30 Novembre 2021 - Ultimo aggiornamento il: 30 Novembre 2021 alle 09:56:00

Cronaca News

Ambiente svenduto, Assennato rinuncia alla prescrizione

Per l'ex direttore Arpa il pm ha chiesto la condanna a 12 mesi

L'ex direttore Arpa Assennato
L'ex direttore Arpa Assennato

L’ex direttore generale Arpa Puglia, professor Giorgio Assennato, imputato nel processo “Ambiente svenduto” ha rinunciato alla prescrizione. E’ stata questa la sorpresa riservata dall’udienza del 17 maggio svoltasi nell’aula magna della Scuola Sottufficiali di San Vito, lo stesso luogo in cui il pm Mariano Buccoliero ha formulato alcuni mesi fa le richieste nei confronti degli imputati.

Per Assennato la pubblica accusa aveva chiesto 12 mesi di reclusione per favoreggiamento nei confronti di Nichi Vendola. Il professore ha reso dichiarazioni spontanee davanti alla Corte d’Assise di Taranto (presidente il giudice Stefania D’Errico, a latere l’altro togato Fulvia Misserini e sei giudici popolari) e ha spiegato la sua decisione: “Non ci sono mai stati passi indietro da parte mia. Anzi in questo processo ci sono quattro episodi che dimostrano l’irrigidimento da parte mia nei confronti di Ilva e dei Riva”. Assennato ha fatto riferimento a due relazioni Arpa del 4 e 21 giugno 2010 che non sono mai state modificate.

“Io non rispondevo a nessuna logica precostituita, a differenza dei manager io non rispondevo al padrone. Dovevo tutelare la salute  dei cittadini di Taranto e l’ho sempre fatto con scienza e coscienza. Queste accuse mi hanno provocato sofferenza e conseguenze sul piano personale, soprattutto la raccolta di firme di cittadini di Taranto inviata a Vendola perché mi mandasse via. L’Arpa –sono state le parole pronunciate in aula da Assennato- merita una rivalutazione del suo ruolo, perché senza Arpa Puglia questo processo non ci sarebbe stato oppure sarebbe stato diverso”.
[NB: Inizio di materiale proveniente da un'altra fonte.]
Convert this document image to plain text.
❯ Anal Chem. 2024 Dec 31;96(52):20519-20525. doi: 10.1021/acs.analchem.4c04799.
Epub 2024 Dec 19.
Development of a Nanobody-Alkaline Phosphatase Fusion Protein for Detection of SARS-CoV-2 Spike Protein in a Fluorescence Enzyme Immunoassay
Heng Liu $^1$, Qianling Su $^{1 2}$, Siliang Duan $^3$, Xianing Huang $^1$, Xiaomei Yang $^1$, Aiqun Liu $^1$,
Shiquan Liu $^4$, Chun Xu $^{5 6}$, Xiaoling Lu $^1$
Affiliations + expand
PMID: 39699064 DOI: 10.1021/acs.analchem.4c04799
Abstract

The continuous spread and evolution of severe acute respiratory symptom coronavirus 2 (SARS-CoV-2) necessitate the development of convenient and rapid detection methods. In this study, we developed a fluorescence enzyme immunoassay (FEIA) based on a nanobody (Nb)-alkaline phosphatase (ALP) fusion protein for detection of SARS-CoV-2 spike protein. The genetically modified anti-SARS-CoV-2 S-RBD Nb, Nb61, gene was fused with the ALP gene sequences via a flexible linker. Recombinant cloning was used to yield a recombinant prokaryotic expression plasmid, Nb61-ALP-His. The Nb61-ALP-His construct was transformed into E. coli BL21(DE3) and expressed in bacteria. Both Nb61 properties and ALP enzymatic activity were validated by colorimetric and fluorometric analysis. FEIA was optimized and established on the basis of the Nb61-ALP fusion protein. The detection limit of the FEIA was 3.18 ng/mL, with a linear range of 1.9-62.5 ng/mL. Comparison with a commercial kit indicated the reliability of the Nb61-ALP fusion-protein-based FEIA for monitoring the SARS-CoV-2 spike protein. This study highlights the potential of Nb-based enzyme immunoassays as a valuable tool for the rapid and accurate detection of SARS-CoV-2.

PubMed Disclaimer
Il pm Buccoliero ha riformulato la richiesta per un altro imputato che ha rinunciato alla prescrizione, l’ex segretario della Provincia di Taranto Vincenzo Specchia, accusato di tentata concussione nei confronti del dirigente dell’epoca Luigi Romandini. Per lui il magistrato ha chiesto 3 anni, in precedenza, invece, aveva chiesto il “non doversi procedere per intervenuta prescrizione”.

Il processo prosegue con la discussione dei difensori delle parti civili e degli imputati e si avvia verso la camera di consiglio per la sentenza.